Jill has a background in high tech public and media relations, content creation, community engagement, and digital media skills.


“At times, we were referenced as ‘housewives’ trying to build a special needs playground,” said Jill. “But this is where grit, confidence and persistence came in. We were all so passionate about Magical Bridge, we kept at it. Yes, we received a lot of no’s.” But then ‘yes’ happened. The former mayor of Palo Alto, Leland Levy, and his wife, Judy Huey, made the first sizable donation of $250,000.”   


After that, their second major donor, The Peery Family Foundation, provided $1 million, followed by support from Silicon Valley leaders, including Larry Page and Sergey Brin, founders of Google; Marissa Mayer, former CEO of Yahoo; Anne Wojcicki, founder of 23andMe; and several others.   
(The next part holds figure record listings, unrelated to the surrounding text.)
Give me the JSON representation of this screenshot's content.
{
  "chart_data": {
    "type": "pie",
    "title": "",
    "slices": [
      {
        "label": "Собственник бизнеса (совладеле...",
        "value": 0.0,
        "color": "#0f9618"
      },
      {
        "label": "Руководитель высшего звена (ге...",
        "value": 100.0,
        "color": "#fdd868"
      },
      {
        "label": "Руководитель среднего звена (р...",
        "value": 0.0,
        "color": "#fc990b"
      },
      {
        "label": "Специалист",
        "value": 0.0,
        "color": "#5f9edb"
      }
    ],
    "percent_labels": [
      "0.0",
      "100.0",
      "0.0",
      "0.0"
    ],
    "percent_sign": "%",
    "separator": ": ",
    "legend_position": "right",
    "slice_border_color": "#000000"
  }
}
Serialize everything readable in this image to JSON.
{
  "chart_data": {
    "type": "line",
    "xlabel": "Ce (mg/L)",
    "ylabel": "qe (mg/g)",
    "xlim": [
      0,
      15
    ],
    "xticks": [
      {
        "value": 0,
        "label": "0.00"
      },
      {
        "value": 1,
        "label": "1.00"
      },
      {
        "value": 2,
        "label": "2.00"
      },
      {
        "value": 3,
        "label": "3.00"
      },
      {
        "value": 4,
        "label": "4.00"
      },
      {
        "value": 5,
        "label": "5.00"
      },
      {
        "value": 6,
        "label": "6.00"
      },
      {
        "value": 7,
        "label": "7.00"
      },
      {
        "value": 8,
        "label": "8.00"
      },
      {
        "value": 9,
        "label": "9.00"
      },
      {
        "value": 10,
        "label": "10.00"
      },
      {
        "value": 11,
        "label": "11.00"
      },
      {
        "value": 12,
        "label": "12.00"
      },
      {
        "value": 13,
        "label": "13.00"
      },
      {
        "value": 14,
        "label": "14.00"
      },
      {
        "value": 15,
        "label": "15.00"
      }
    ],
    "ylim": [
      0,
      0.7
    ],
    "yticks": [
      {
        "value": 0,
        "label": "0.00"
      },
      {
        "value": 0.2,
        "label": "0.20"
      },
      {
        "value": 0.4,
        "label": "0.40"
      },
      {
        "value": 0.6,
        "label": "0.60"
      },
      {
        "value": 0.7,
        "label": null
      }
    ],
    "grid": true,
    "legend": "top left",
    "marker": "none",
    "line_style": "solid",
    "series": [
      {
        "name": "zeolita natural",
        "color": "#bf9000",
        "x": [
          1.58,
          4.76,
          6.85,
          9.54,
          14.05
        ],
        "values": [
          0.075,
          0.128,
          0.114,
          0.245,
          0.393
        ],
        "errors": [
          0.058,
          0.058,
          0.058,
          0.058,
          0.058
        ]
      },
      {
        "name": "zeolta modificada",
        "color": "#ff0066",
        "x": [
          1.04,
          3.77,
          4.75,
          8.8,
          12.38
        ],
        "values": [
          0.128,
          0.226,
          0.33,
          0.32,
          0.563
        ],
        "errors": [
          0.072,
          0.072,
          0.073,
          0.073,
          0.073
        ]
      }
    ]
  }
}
We dreamed big, and imagined a new kind of playground, a place that met the needs of everyone in the community. Like any Silicon Valley “startup”, we dreamed about something that had never been built before. We met with inclusion experts, designers, community leaders, disability groups, and those with disabilities.  We learned about how every disabled group plays differently.  We learned how children with autism like to retreat, and slowly come out to participate on the playground.  We learned how seniors with Alzheimer liked to swing and sway, but can’t fit on most “typical” swings.  If fact, most seniors are never welcome in the “typical” playground.  We learned how medically fragile kids need to avoid playgrounds with sand and tan bark.  We learned about depth perception for those with visual impairments, and how different colors matter.  We learned about the importance of predictability for many kids with disabilities.  We learned how important it was to fence in a playground.  We learned that gentle sounds and noises matter for kids with sensory challenges. We learned that touch and feel matters. We learned how many kids can get overstimulated in typical ramp-and-clamp play structures typically found on playgrounds. We learned, and learned, and learned…..and we still continue to learn each and every day.  

And then we innovated, designed and redesigned - until on paper, Magical Bridge truly met the needs of everyone.”